On our nation’s birthday we put her to the test on a rocky, muddy drive three thousand feet up on a jeep road to Branham Lake in Montana. Snowmelt was still pouring down from the granite heights, but still my daughter and I had to cap the visit with a heart-racing swim. By then the Yukon’s interior was a welter of fleeces and fishing boots, water jugs and floppy hats, packets of dried fruit and bags of tortilla chips. When I stuffed my wet socks into the perfect little cavity in the driver’s side door, I knew that we were truly on intimate terms. She was one with the family now. We tossed our damp towels on top of everything else in the far back seat.
Three days later we pulled into a Sinclair station in Kemmerer, Wyoming, after a full day of cavorting with rainbows on the Hams Fork. I squeegeed some of the bug goo off the windshield as we peeled off our waders. We had already turned south and east of our westernmost destination in Montana. The trip was entering its last legs. A tiny strain of sorrow was seeping into my spirit. But right then we were footloose 20-year-olds with nowhere in particular to be, tossing our wet waders into the back of our truck and heading on down the road. The ecstasy of that moment swamped the seeping sorrow.

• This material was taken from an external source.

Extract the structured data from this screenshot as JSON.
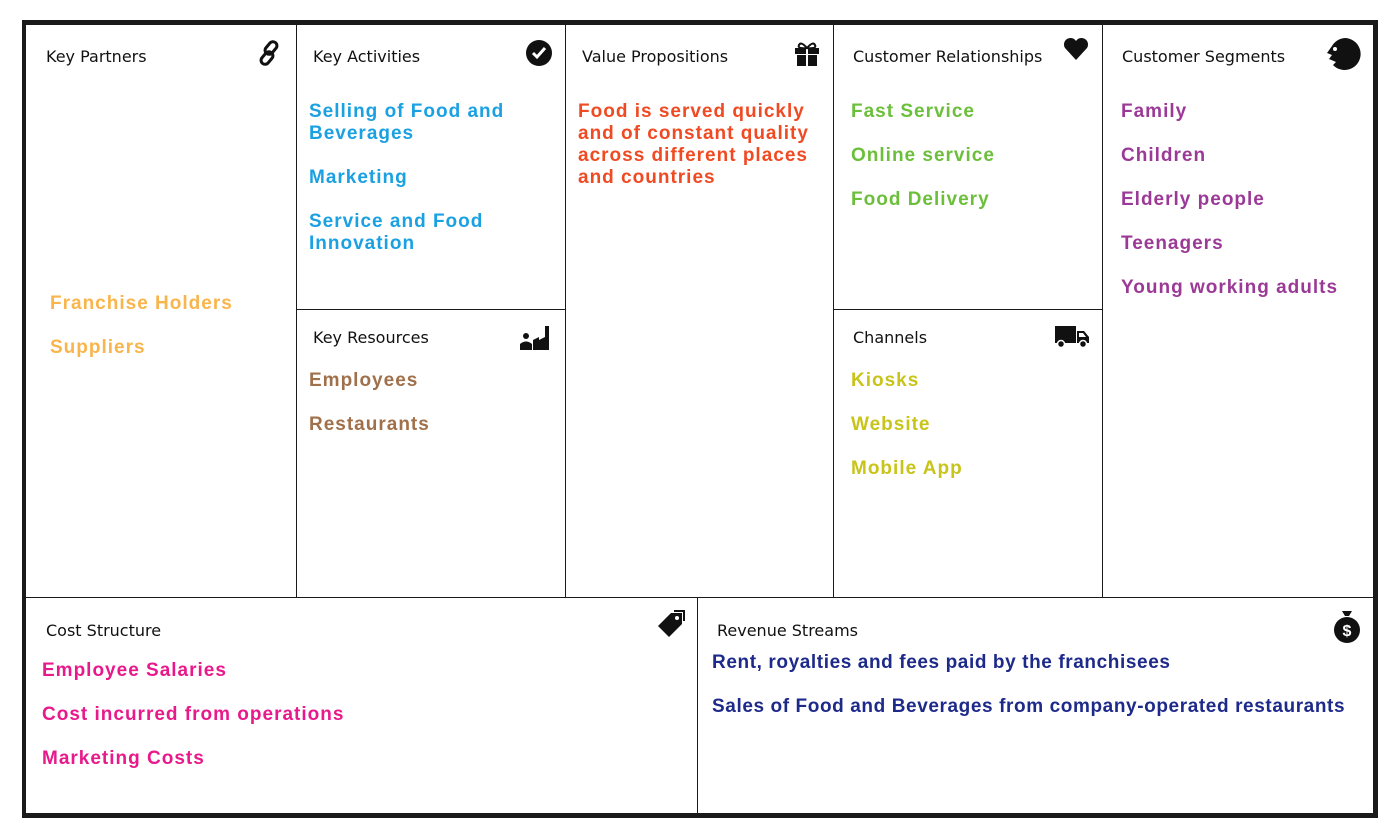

We blew down gravel roads, graded roads, bumpy roads, roads that shot straight into the sun. We crossed a thousand rivers and each time I snapped my neck to catch the river’s flicker, its contours, its brevity or grandeur. In Ohio we crossed the Ohio and much later again, while looping home, in Kentucky. In South Dakota we crossed the Missouri and then later in Montana and much later in Missouri itself, fatter now and much muddier. For one heart-aching day we drove from Cody, Wyoming to Twin Bridges, Montana along the Shoshone, then the Yellowstone and the Madison, with river to the right of us, then the left of us, but with no time to fish or swim. My pulse ran twice its normal rate.
Where the Jefferson, the Madison and the Gallatin all meet at Three Forks, Montana, to create the Missouri—that is one of America’s truly sacred places. Water runs in all directions there in a vast delta of little rivers before they all become one and head toward that other Delta at the end of the Mississippi. I watched the Yukon’s shadow run across those waters.

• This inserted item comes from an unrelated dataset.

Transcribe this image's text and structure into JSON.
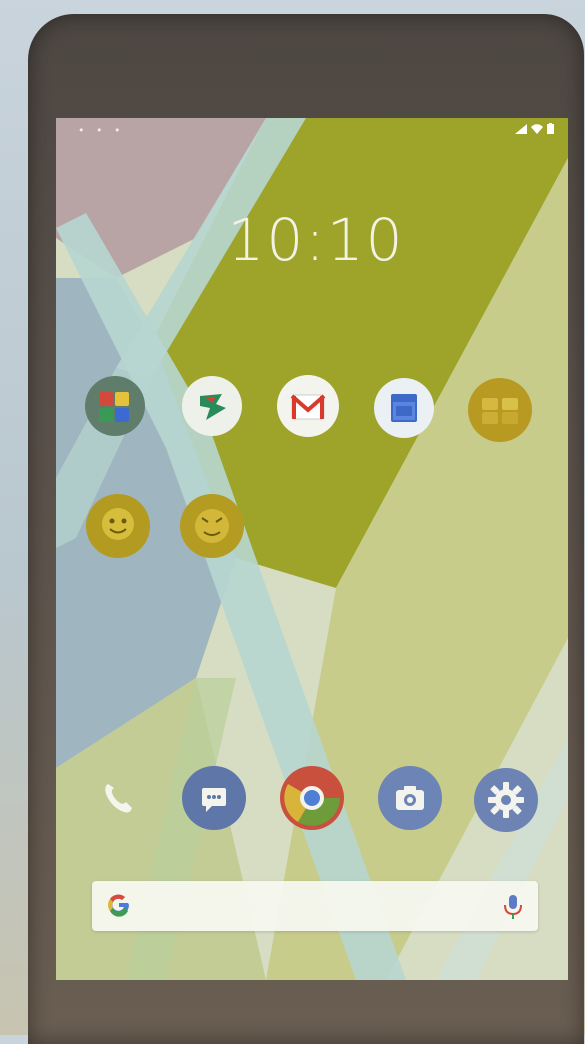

She drank 344 gallons of gas getting us there and back across 6,200 miles and 20 states. When I was filling her up the last time at the station two blocks from our house, a guy came around the back of her and said, “Man, how on earth did you get this Yukon so dirty? I’ve never seen anything like it.” And I told him about the dusty road through the wheat in South Dakota and the muddy drive to Branham Lake and how all of the miles were splashed across her like medals of honor. “That’s something else,” he said.
The same clerk was there when I brought her back. No one batted an eye at the bug splatter on her hood or the hardened muck on her sides. “How’d she do?” the clerk asked. “Mightily,” I said. “Beyond all expectations.”
I looked her over one last time but had to turn away when the lot attendant drove her off to be scrubbed. That would have been too much to bear.
–Neil King Jr. is the editor of Gotham Canoe and a writer who, when not at home in Washington DC, is very happy to be elsewhere.